Revolution, Sex, and Jewish Masculinity in Eduard Bagritsky’s “February”

Evgenii Bershtein, Reed College

In this paper, I undertake an intertextual analysis of Eduard Bagritsky’s narrative poem “Fevral’” (1933-1934). The first-person poem tells the story of a shy Jewish youngster in a southern Russian city. Rejected by a Russian girl, the protagonist takes his revenge in February 1917 when he becomes a commander in the revolutionary militia. As the hero leads the raid of a gangster den, he recognizes his former beloved in one of the prostitutes. He then rapes her “without pulling off” his “holster,” “without taking off” his “trench coat.”

This poem, Bagritsky’s masterpiece, has long attracted the attention of critics who interpret it, depending on their ideological agenda, as either an expression of Russophobic Jewish extremism (Igor Shafarevich, Stanislav Kuniaev) or an idealistic dream of harmonious fusion between the Jewish and Slavic elements (Maxim Shrayer).
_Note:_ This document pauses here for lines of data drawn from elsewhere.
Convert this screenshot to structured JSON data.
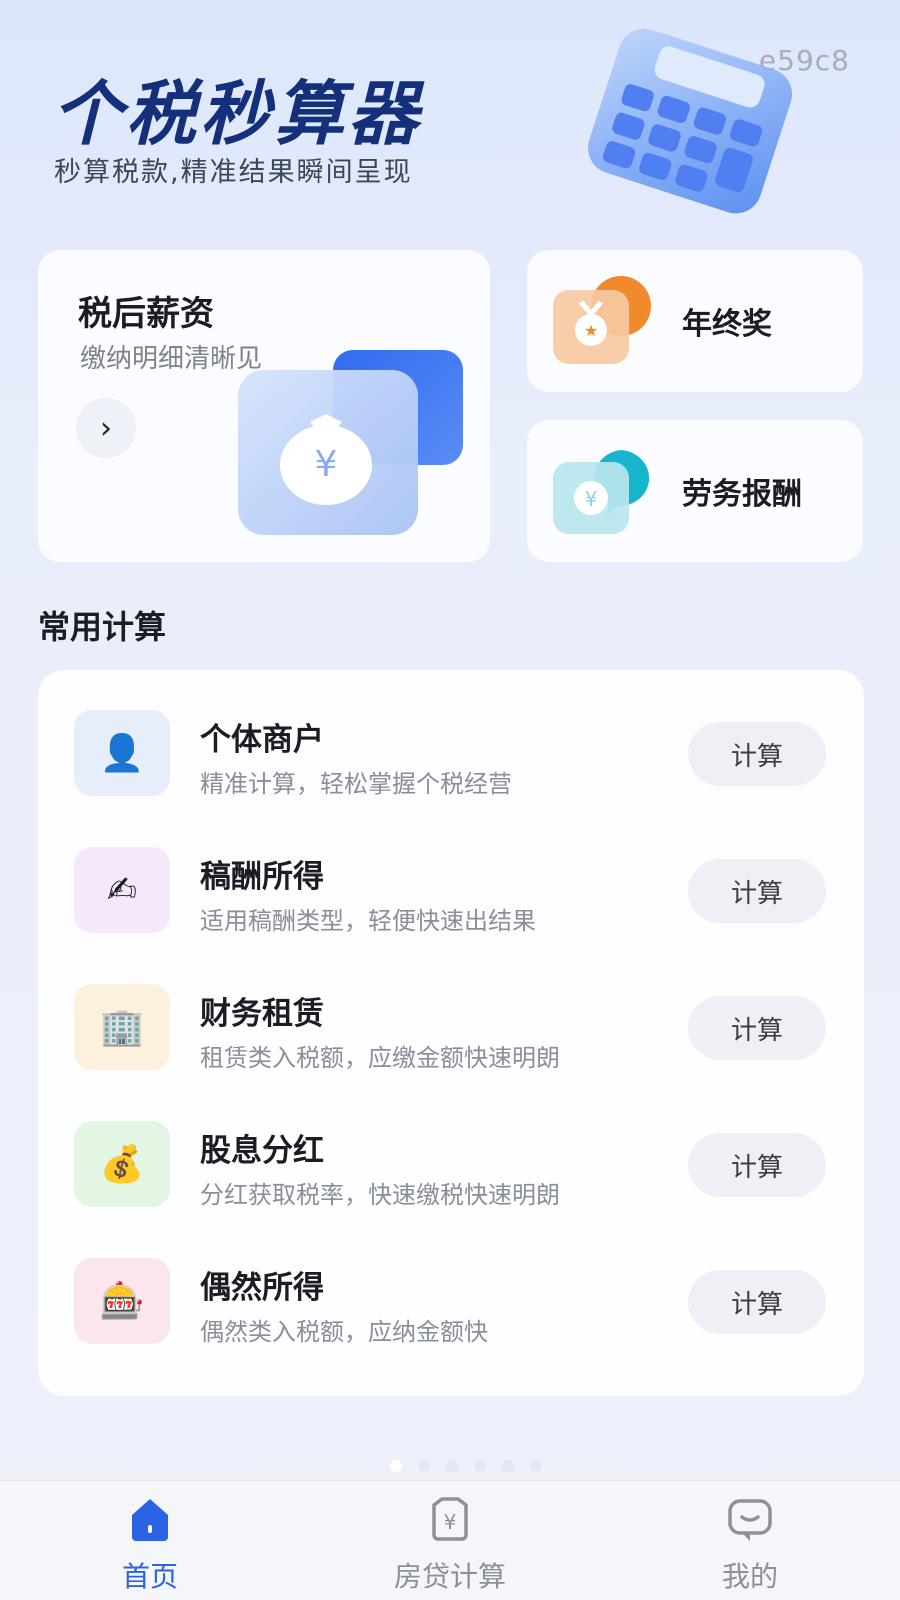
{
  "watermark": "e59c8",
  "header": {
    "title": "个税秒算器",
    "subtitle": "秒算税款,精准结果瞬间呈现"
  },
  "feature_cards": {
    "salary": {
      "title": "税后薪资",
      "subtitle": "缴纳明细清晰见",
      "icon": "money-bag-icon"
    },
    "bonus": {
      "label": "年终奖",
      "icon": "medal-icon",
      "accent": "#f08a2a"
    },
    "labor": {
      "label": "劳务报酬",
      "icon": "yuan-coin-icon",
      "accent": "#18b5cf"
    }
  },
  "section": {
    "title": "常用计算"
  },
  "calc_list": [
    {
      "title": "个体商户",
      "desc": "精准计算，轻松掌握个税经营",
      "icon": "person-icon",
      "button": "计算",
      "bg": "#e6eefb"
    },
    {
      "title": "稿酬所得",
      "desc": "适用稿酬类型，轻便快速出结果",
      "icon": "writing-hand-icon",
      "button": "计算",
      "bg": "#f4e8fa"
    },
    {
      "title": "财务租赁",
      "desc": "租赁类入税额，应缴金额快速明朗",
      "icon": "office-building-icon",
      "button": "计算",
      "bg": "#fdf0dc"
    },
    {
      "title": "股息分红",
      "desc": "分红获取税率，快速缴税快速明朗",
      "icon": "money-bag-dollar-icon",
      "button": "计算",
      "bg": "#e3f5e3"
    },
    {
      "title": "偶然所得",
      "desc": "偶然类入税额，应纳金额快",
      "icon": "slot-machine-icon",
      "button": "计算",
      "bg": "#fbe6ec"
    }
  ],
  "tabbar": {
    "tabs": [
      {
        "label": "首页",
        "icon": "home-icon",
        "active": true
      },
      {
        "label": "房贷计算",
        "icon": "yuan-shield-icon",
        "active": false
      },
      {
        "label": "我的",
        "icon": "chat-smile-icon",
        "active": false
      }
    ],
    "active_color": "#2b63e6"
  },
  "colors": {
    "brand_blue": "#2b63e6",
    "title_navy": "#14307a"
  }
}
Most recently, the historian Yuri Slezkine has presented Bagritsky’s lyrical narrative as emblematic of Russian Jews’ pre-war enthusiasm for the world revolution and the Soviet state.

I will argue that these interpretations overlook a thick layer of intertextual references that are crucially important for constructing the meaning of “February.” Through transparent allusions to the works of Boris Pil’niak, Vasilii Rozanov, and Otto Weininger, Bagritsky’s poem addresses two main issues: the sexual nature of the Revolution, and Jewish masculinity. The notorious rape scene, in which “February” culminates, is to be understood as a convergence of two visions: that of the Revolution seen as gigantic explosion of sexual energy, and that of the Jewish emancipation interpreted as formation of wholesome Jewish manhood. Bagritsky’s appropriation of the Pushkinian form complicates the meaning. The reference is to Pushkin’s “I vnov’ ia posetil…,” but Bagritsky opposes the raw sexual emotion to Pushkin’s mood of serene reconciliation with aging and death.